Sentì forte l’ansia della salvezza e il richiamo alla santità. Diceva al P. Mazzini “Sono pronto a qualunque patimento, purché mi salvo l’anima. Voglio salvarmi e non debbo dar conto ai miei parenti”.
Seguì fedelmente i suoi “modelli” (= S. Alfonso e Vito Curzio), come dice il Tannoia: “Avendo ricevuto il latte in Ciorani da Fratello Vito Curzio, non lasciava occasione per imitarlo nell’umiltà e nella carità cristiana”. Inoltre, aveva sempre davanti agli occhi la vita travagliata del nostro santo Padre Alfonso: ed era convinto che o lo imitava anche nelle ristrettezze e necessità, o faceva meglio a lasciare la Congregazione e ritornare a casa.
“Fratello Tartaglione era un giovane brillante e tutto fuoco. Ma dopo essere entrato in mezzo a noi egli cambiò: umile e soggetto a tutti, non vi era fatica che non abbracciasse; e, pur essendo sarto, si caricava di ogni lavoro della casa, fino a lavorare come manovale e trasportare pietre per la costruzione (a Villa degli Schiavi)”.
S. Alfonso dimostrò estrema comprensione verso Fr. Tartaglione quando questi, nel 1752 a Pagani, fu offeso da un altro fratello: in uno scatto di nervi prese una giara e la scagliò sull’offensore. I Padri più anziani erano per l’espulsione, S. Alfonso – invece – lo privò della veste, lo mandò al noviziato di Ciorani… E dopo scontata la pena lo reintegrò completamente e lo valorizzò pienamente per la sua abilità e le capacità umane e di relazione.
Scrive il Padre Landi su Tartaglione:
“Quando venivano aperte le nuove fondazioni, egli andava ad assaggiarne le prime miserie e la povertà e col suo lavoro collaborava alle loro necessità. Quante molte volte andava in Napoli a comprare zimarre, sottane ed altre robe usate per poi accomodarle con diligenza e carità per i nostri confratelli!”.
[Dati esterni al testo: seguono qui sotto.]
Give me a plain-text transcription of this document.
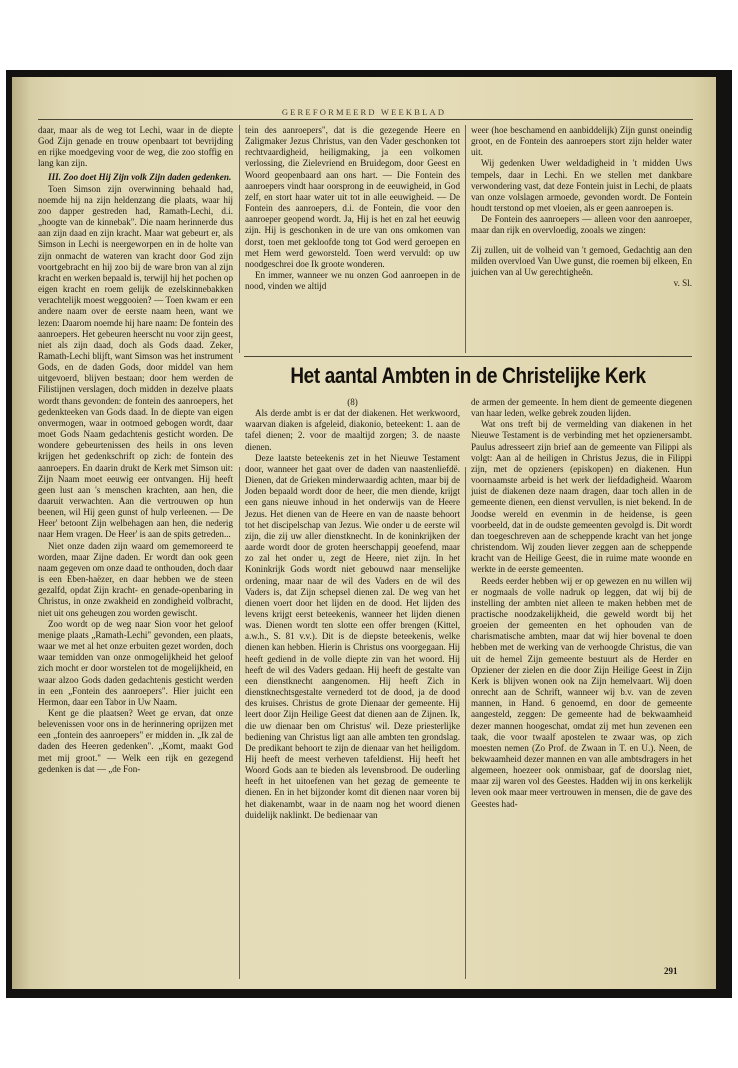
GEREFORMEERD WEEKBLAD

daar, maar als de weg tot Lechi, waar in de diepte God Zijn genade en trouw openbaart tot bevrijding en rijke moedgeving voor de weg, die zoo stoffig en lang kan zijn.

III. Zoo doet Hij Zijn volk Zijn daden gedenken.

Toen Simson zijn overwinning behaald had, noemde hij na zijn heldenzang die plaats, waar hij zoo dapper gestreden had, Ramath-Lechi, d.i. „hoogte van de kinnebak". Die naam herinnerde dus aan zijn daad en zijn kracht. Maar wat gebeurt er, als Simson in Lechi is neergeworpen en in de holte van zijn onmacht de wateren van kracht door God zijn voortgebracht en hij zoo bij de ware bron van al zijn kracht en werken bepaald is, terwijl hij het pochen op eigen kracht en roem gelijk de ezelskinnebakken verachtelijk moest weggooien? — Toen kwam er een andere naam over de eerste naam heen, want we lezen: Daarom noemde hij hare naam: De fontein des aanroepers. Het gebeuren heerscht nu voor zijn geest, niet als zijn daad, doch als Gods daad. Zeker, Ramath-Lechi blijft, want Simson was het instrument Gods, en de daden Gods, door middel van hem uitgevoerd, blijven bestaan; door hem werden de Filistijnen verslagen, doch midden in dezelve plaats wordt thans gevonden: de fontein des aanroepers, het gedenkteeken van Gods daad. In de diepte van eigen onvermogen, waar in ootmoed gebogen wordt, daar moet Gods Naam gedachtenis gesticht worden. De wondere gebeurtenissen des heils in ons leven krijgen het gedenkschrift op zich: de fontein des aanroepers. En daarin drukt de Kerk met Simson uit: Zijn Naam moet eeuwig eer ontvangen. Hij heeft geen lust aan 's menschen krachten, aan hen, die daaruit verwachten. Aan die vertrouwen op hun beenen, wil Hij geen gunst of hulp verleenen. — De Heer' betoont Zijn welbehagen aan hen, die nederig naar Hem vragen. De Heer' is aan de spits getreden...

Niet onze daden zijn waard om gememoreerd te worden, maar Zijne daden. Er wordt dan ook geen naam gegeven om onze daad te onthouden, doch daar is een Eben-haëzer, en daar hebben we de steen gezalfd, opdat Zijn kracht- en genade-openbaring in Christus, in onze zwakheid en zondigheid volbracht, niet uit ons geheugen zou worden gewischt.

Zoo wordt op de weg naar Sion voor het geloof menige plaats „Ramath-Lechi" gevonden, een plaats, waar we met al het onze erbuiten gezet worden, doch waar temidden van onze onmogelijkheid het geloof zich mocht er door worstelen tot de mogelijkheid, en waar alzoo Gods daden gedachtenis gesticht werden in een „Fontein des aanroepers". Hier juicht een Hermon, daar een Tabor in Uw Naam.

Kent ge die plaatsen? Weet ge ervan, dat onze belevenissen voor ons in de herinnering oprijzen met een „fontein des aanroepers" er midden in. „Ik zal de daden des Heeren gedenken". „Komt, maakt God met mij groot." — Welk een rijk en gezegend gedenken is dat — „de Fon-

tein des aanroepers", dat is die gezegende Heere en Zaligmaker Jezus Christus, van den Vader geschonken tot rechtvaardigheid, heiligmaking, ja een volkomen verlossing, die Zielevriend en Bruidegom, door Geest en Woord geopenbaard aan ons hart. — Die Fontein des aanroepers vindt haar oorsprong in de eeuwigheid, in God zelf, en stort haar water uit tot in alle eeuwigheid. — De Fontein des aanroepers, d.i. de Fontein, die voor den aanroeper geopend wordt. Ja, Hij is het en zal het eeuwig zijn. Hij is geschonken in de ure van ons omkomen van dorst, toen met gekloofde tong tot God werd geroepen en met Hem werd geworsteld. Toen werd vervuld: op uw noodgeschrei doe Ik groote wonderen.

En immer, wanneer we nu onzen God aanroepen in de nood, vinden we altijd

weer (hoe beschamend en aanbiddelijk) Zijn gunst oneindig groot, en de Fontein des aanroepers stort zijn helder water uit.

Wij gedenken Uwer weldadigheid in 't midden Uws tempels, daar in Lechi. En we stellen met dankbare verwondering vast, dat deze Fontein juist in Lechi, de plaats van onze volslagen armoede, gevonden wordt. De Fontein houdt terstond op met vloeien, als er geen aanroepen is.

De Fontein des aanroepers — alleen voor den aanroeper, maar dan rijk en overvloedig, zooals we zingen:

Zij zullen, uit de volheid van 't gemoed, Gedachtig aan den milden overvloed Van Uwe gunst, die roemen bij elkeen, En juichen van al Uw gerechtigheên.

v. Sl.

Het aantal Ambten in de Christelijke Kerk

(8)

Als derde ambt is er dat der diakenen. Het werkwoord, waarvan diaken is afgeleid, diakonio, beteekent: 1. aan de tafel dienen; 2. voor de maaltijd zorgen; 3. de naaste dienen.

Deze laatste beteekenis zet in het Nieuwe Testament door, wanneer het gaat over de daden van naastenliefdë. Dienen, dat de Grieken minderwaardig achten, maar bij de Joden bepaald wordt door de heer, die men diende, krijgt een gans nieuwe inhoud in het onderwijs van de Heere Jezus. Het dienen van de Heere en van de naaste behoort tot het discipelschap van Jezus. Wie onder u de eerste wil zijn, die zij uw aller dienstknecht. In de koninkrijken der aarde wordt door de groten heerschappij geoefend, maar zo zal het onder u, zegt de Heere, niet zijn. In het Koninkrijk Gods wordt niet gebouwd naar menselijke ordening, maar naar de wil des Vaders en de wil des Vaders is, dat Zijn schepsel dienen zal. De weg van het dienen voert door het lijden en de dood. Het lijden des levens krijgt eerst beteekenis, wanneer het lijden dienen was. Dienen wordt ten slotte een offer brengen (Kittel, a.w.h., S. 81 v.v.). Dit is de diepste beteekenis, welke dienen kan hebben. Hierin is Christus ons voorgegaan. Hij heeft gediend in de volle diepte zin van het woord. Hij heeft de wil des Vaders gedaan. Hij heeft de gestalte van een dienstknecht aangenomen. Hij heeft Zich in dienstknechtsgestalte vernederd tot de dood, ja de dood des kruises. Christus de grote Dienaar der gemeente. Hij leert door Zijn Heilige Geest dat dienen aan de Zijnen. Ik, die uw dienaar ben om Christus' wil. Deze priesterlijke bediening van Christus ligt aan alle ambten ten grondslag. De predikant behoort te zijn de dienaar van het heiligdom. Hij heeft de meest verheven tafeldienst. Hij heeft het Woord Gods aan te bieden als levensbrood. De ouderling heeft in het uitoefenen van het gezag de gemeente te dienen. En in het bijzonder komt dit dienen naar voren bij het diakenambt, waar in de naam nog het woord dienen duidelijk naklinkt. De bedienaar van

de armen der gemeente. In hem dient de gemeente diegenen van haar leden, welke gebrek zouden lijden.

Wat ons treft bij de vermelding van diakenen in het Nieuwe Testament is de verbinding met het opzienersambt. Paulus adresseert zijn brief aan de gemeente van Filippi als volgt: Aan al de heiligen in Christus Jezus, die in Filippi zijn, met de opzieners (episkopen) en diakenen. Hun voornaamste arbeid is het werk der liefdadigheid. Waarom juist de diakenen deze naam dragen, daar toch allen in de gemeente dienen, een dienst vervullen, is niet bekend. In de Joodse wereld en evenmin in de heidense, is geen voorbeeld, dat in de oudste gemeenten gevolgd is. Dit wordt dan toegeschreven aan de scheppende kracht van het jonge christendom. Wij zouden liever zeggen aan de scheppende kracht van de Heilige Geest, die in ruime mate woonde en werkte in de eerste gemeenten.

Reeds eerder hebben wij er op gewezen en nu willen wij er nogmaals de volle nadruk op leggen, dat wij bij de instelling der ambten niet alleen te maken hebben met de practische noodzakelijkheid, die geweld wordt bij het groeien der gemeenten en het ophouden van de charismatische ambten, maar dat wij hier bovenal te doen hebben met de werking van de verhoogde Christus, die van uit de hemel Zijn gemeente bestuurt als de Herder en Opziener der zielen en die door Zijn Heilige Geest in Zijn Kerk is blijven wonen ook na Zijn hemelvaart. Wij doen onrecht aan de Schrift, wanneer wij b.v. van de zeven mannen, in Hand. 6 genoemd, en door de gemeente aangesteld, zeggen: De gemeente had de bekwaamheid dezer mannen hoogeschat, omdat zij met hun zevenen een taak, die voor twaalf apostelen te zwaar was, op zich moesten nemen (Zo Prof. de Zwaan in T. en U.). Neen, de bekwaamheid dezer mannen en van alle ambtsdragers in het algemeen, hoezeer ook onmisbaar, gaf de doorslag niet, maar zij waren vol des Geestes. Hadden wij in ons kerkelijk leven ook maar meer vertrouwen in mensen, die de gave des Geestes had-

291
Nell’ospizio di Napoli (la nostra Casa in Napoli) il povero fratello non aveva un momento di tempo: era sempre in giro: per i librai e per le tipografie, per fare stampare i fogli e rimandarli al nostro Padre Alfonso per le correzioni; per vendere i libri scritti dal nostro Padre; per le faccende delle case di tutto l’Istituto che erano numerose.
Specialmente quando la nostra Congregazione fu attaccata da tante cause (i.e. dal Barone Nicola Sarnelli in Ciorani e dal Maffei in Iliceto) Fratello Francesco pensava a tutto ed andava presso i tribunali, i ministri e gli avvocati di quella grande città.
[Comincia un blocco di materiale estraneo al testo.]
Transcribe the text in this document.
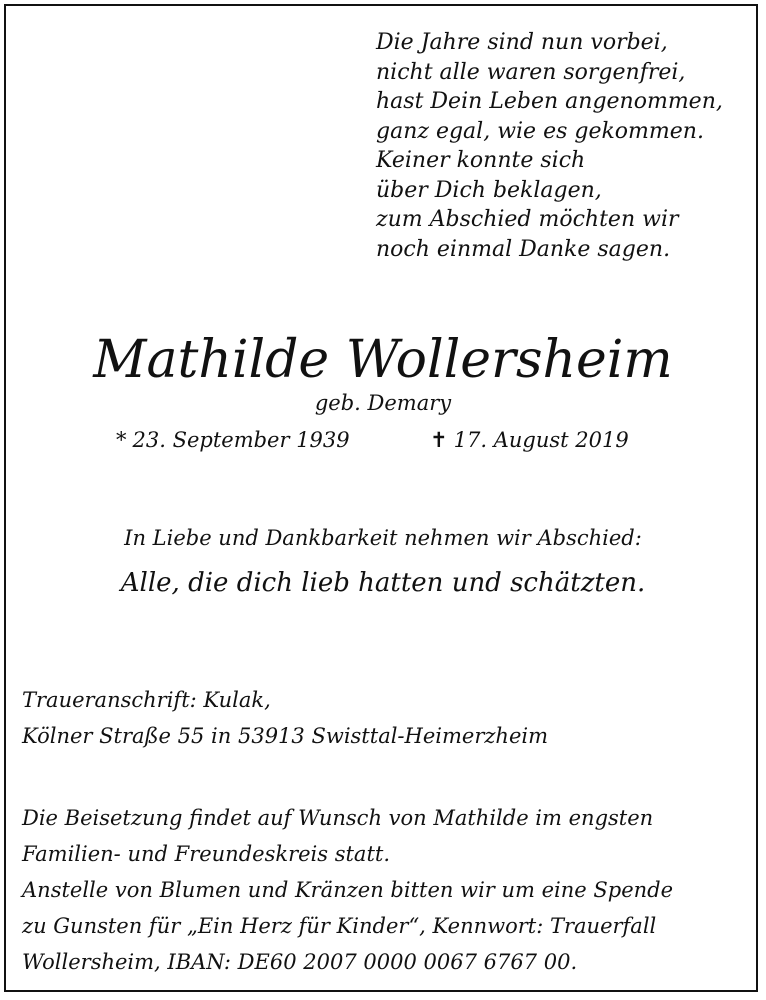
Die Jahre sind nun vorbei,
nicht alle waren sorgenfrei,
hast Dein Leben angenommen,
ganz egal, wie es gekommen.
Keiner konnte sich
über Dich beklagen,
zum Abschied möchten wir
noch einmal Danke sagen.
Mathilde Wollersheim
geb. Demary
* 23. September 1939	✝ 17. August 2019
In Liebe und Dankbarkeit nehmen wir Abschied:
Alle, die dich lieb hatten und schätzten.
Traueranschrift: Kulak,
Kölner Straße 55 in 53913 Swisttal-Heimerzheim
Die Beisetzung findet auf Wunsch von Mathilde im engsten
Familien- und Freundeskreis statt.
Anstelle von Blumen und Kränzen bitten wir um eine Spende
zu Gunsten für „Ein Herz für Kinder“, Kennwort: Trauerfall
Wollersheim, IBAN: DE60 2007 0000 0067 6767 00.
Dove egli passava, era continuamente chiamato per nome, tanto era conosciuto per Napoli, ed egli si comportava affabile ed amabile con tutti ed a tutti egli rispondeva con garbo. Era tanto conosciuto dai commercianti che otteneva a credito quanto chiedeva.
Spesso accadeva che alla nostra casa arrivavano fino a 12 Padri; ed egli provvedeva a tutti: comprava la roba e la cucinava. Suscitava compassione il vederlo così ansioso e stanco, carico di libri e di robe salire le scale del nostro ospizio: e poi, così stanco ed in ora tardi, accendere il fuoco e preparare qualcosa per sé e per i Padri.
A Napoli Fr. Tartaglione accolse S. Gerardo, il quale con le sue sorprese lo metteva a disagio: Ricordate? Una volta uscito a fare la spesa, ritornò dopo aver comprato tutti i fiammiferi di un povero venditore.
Quando S. Alfonso fu fatto vescovo, fratello Francesco Tartaglione pensò conveniente sottoporre a lui un semplice progetto di arredamento del povero Ospizio religioso per fargli onorata accoglienza [il vescovo veniva equiparato ad un principe]. Il Santo tagliò corto: “Io in Napoli spero non venirci più, ma se verrò, mi bastano quattro sedie di paglia”.
Di bello aspetto, Fr. Tartaglione seppe sfuggire alle insidie di una dama che lo aveva chiamato in casa per sedurlo.